Zijn grote teen hangt buitengaats. Het is koud. Zijn adem maakt wolkjes in de lucht.
Onder de dekens is het gezellig warm. Zijn mollenhol.
Nog even rolt hij zich op tussen de lakens.
Dan met een grote sprong de kamer in.
Op zo’n ochtend als deze is hij nog altijd acht jaar oud.
Zijn blote voeten kletsen op het zeil.
Ruk aan de gordijnen.
Met de mouw van het mottige slaap t-shirt veegt hij de bloemen van de ruit en drukt zijn neus tegen het glas.
Alles wit. Het grasveld, het paadje naar de buren, het dak van de schuur, de lantarenpalen hebben witte mutsjes op.
De takken van de bomen, zwaar, buigen naar de grond.
Alleen de appels, waar hij deze herfst niet bij kon, hebben kleur.

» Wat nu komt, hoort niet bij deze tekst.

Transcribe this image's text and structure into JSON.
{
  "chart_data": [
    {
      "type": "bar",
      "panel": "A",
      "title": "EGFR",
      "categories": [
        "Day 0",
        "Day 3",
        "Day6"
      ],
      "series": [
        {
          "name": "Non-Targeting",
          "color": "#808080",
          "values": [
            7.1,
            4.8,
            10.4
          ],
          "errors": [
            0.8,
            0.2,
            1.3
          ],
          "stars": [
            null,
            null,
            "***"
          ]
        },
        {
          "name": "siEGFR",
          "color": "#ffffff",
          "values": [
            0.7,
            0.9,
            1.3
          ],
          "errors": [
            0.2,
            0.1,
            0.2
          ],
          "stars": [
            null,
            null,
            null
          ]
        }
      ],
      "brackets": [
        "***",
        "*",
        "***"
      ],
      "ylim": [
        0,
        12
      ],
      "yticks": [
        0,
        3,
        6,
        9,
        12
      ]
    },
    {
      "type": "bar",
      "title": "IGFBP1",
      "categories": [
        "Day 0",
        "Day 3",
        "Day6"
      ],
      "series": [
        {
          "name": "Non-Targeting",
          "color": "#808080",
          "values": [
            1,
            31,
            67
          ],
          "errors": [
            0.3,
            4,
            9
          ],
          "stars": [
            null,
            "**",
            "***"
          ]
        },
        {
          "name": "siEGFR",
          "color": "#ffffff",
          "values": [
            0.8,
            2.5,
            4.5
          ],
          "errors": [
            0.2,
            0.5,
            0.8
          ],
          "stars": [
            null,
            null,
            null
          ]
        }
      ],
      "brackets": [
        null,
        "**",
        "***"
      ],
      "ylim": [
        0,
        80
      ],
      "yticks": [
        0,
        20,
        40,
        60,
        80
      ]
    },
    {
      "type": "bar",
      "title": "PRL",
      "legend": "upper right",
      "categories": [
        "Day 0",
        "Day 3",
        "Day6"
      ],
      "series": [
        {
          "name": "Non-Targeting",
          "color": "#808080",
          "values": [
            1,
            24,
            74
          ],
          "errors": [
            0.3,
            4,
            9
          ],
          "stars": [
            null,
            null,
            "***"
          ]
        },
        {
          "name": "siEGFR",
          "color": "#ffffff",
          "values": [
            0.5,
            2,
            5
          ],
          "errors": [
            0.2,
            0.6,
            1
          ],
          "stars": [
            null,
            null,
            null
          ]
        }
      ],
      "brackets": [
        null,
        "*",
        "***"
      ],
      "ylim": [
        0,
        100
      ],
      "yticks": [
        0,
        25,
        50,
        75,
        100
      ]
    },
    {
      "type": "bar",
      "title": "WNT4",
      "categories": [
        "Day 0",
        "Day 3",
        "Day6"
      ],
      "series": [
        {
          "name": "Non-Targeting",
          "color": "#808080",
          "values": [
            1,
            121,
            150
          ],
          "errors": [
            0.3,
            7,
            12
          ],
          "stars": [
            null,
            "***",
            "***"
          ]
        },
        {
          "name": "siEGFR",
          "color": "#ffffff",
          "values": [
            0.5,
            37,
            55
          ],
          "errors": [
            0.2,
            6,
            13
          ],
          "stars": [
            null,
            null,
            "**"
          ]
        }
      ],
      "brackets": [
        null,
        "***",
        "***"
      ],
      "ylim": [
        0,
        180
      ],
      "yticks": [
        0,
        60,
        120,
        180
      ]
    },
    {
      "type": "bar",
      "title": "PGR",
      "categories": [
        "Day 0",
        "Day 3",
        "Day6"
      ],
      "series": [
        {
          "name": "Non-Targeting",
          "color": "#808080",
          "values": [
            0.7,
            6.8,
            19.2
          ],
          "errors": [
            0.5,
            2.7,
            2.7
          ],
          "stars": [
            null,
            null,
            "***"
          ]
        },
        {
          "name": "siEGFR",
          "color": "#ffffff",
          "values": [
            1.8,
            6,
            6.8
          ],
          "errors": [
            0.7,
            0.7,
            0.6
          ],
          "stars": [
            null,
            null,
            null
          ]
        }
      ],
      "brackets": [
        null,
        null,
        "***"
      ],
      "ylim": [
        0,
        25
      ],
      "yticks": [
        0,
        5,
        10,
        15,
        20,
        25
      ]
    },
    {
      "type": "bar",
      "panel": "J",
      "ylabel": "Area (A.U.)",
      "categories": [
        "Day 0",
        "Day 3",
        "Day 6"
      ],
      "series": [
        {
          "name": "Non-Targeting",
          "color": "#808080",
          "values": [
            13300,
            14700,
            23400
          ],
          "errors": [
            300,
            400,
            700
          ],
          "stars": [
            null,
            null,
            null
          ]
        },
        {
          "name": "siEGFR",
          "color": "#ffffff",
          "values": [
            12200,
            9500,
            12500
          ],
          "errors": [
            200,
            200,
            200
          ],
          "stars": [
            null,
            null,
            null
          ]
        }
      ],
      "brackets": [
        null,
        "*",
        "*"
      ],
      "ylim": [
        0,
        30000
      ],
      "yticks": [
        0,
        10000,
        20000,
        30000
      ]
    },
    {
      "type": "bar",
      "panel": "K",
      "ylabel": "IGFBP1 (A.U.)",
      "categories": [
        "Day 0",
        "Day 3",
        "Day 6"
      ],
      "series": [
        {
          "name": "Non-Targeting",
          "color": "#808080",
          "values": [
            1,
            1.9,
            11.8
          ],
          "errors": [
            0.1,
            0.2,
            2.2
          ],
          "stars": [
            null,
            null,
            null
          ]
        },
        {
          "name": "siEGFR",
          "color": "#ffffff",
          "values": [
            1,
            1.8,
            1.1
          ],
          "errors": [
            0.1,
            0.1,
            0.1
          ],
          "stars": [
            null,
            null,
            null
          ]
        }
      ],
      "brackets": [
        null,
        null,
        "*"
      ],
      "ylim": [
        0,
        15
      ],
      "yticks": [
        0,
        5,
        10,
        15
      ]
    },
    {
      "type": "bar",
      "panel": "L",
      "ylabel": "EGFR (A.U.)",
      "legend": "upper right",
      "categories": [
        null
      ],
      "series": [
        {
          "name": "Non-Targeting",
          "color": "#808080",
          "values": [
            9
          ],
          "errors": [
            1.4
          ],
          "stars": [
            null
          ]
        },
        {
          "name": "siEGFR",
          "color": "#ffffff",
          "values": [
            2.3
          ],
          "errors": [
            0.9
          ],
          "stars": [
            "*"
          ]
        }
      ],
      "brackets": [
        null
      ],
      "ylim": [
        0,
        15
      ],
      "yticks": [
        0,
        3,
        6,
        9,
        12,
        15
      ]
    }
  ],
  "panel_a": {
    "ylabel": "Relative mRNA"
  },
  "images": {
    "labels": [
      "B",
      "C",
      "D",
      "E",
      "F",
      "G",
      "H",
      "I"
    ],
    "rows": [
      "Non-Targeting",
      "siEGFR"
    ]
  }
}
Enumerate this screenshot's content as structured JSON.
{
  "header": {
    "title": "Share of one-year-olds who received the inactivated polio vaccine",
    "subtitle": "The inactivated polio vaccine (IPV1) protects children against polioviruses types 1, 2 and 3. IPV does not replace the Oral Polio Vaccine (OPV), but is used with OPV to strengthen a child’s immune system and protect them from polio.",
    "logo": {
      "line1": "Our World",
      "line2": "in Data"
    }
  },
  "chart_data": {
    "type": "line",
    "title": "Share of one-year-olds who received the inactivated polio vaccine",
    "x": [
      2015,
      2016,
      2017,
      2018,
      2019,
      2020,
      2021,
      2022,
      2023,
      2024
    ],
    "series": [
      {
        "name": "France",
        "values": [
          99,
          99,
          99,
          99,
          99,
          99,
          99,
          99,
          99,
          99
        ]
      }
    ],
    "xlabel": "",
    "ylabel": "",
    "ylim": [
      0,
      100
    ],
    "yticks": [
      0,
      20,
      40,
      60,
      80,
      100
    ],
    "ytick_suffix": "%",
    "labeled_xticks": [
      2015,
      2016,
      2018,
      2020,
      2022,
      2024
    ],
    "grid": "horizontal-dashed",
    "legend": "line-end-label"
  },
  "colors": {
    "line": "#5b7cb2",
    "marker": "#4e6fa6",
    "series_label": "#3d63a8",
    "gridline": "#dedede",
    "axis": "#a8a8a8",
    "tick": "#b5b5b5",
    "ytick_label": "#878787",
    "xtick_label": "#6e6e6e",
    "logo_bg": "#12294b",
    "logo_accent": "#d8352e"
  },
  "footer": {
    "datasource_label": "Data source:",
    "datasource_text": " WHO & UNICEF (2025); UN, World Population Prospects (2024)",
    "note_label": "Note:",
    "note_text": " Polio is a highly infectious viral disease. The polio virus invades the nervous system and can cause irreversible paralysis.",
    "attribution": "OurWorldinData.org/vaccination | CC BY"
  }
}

De geur van gedroogde appels, wee en zoet.
De verschrompelde schil, zacht als haar hand.
Hij klopte er altijd zachtjes op, aaide met zijn duim over haar gerimpelde vel.
Hij kijkt naar de boom. Hoeveel konijnen waren daar niet ten grave gedragen.
Bosjes fletse paardenbloemen op hun graf.
De kinderen bouwden er een hut, dronken er kopjes limonade uit een theeservies en sliepen er met midzomernacht.
Uren had hij ze voorgelezen onder de boom. Over zeerovers en dwergen.
Later, toen ze niet meer wilden, las hij er in de avondzon zijn krant.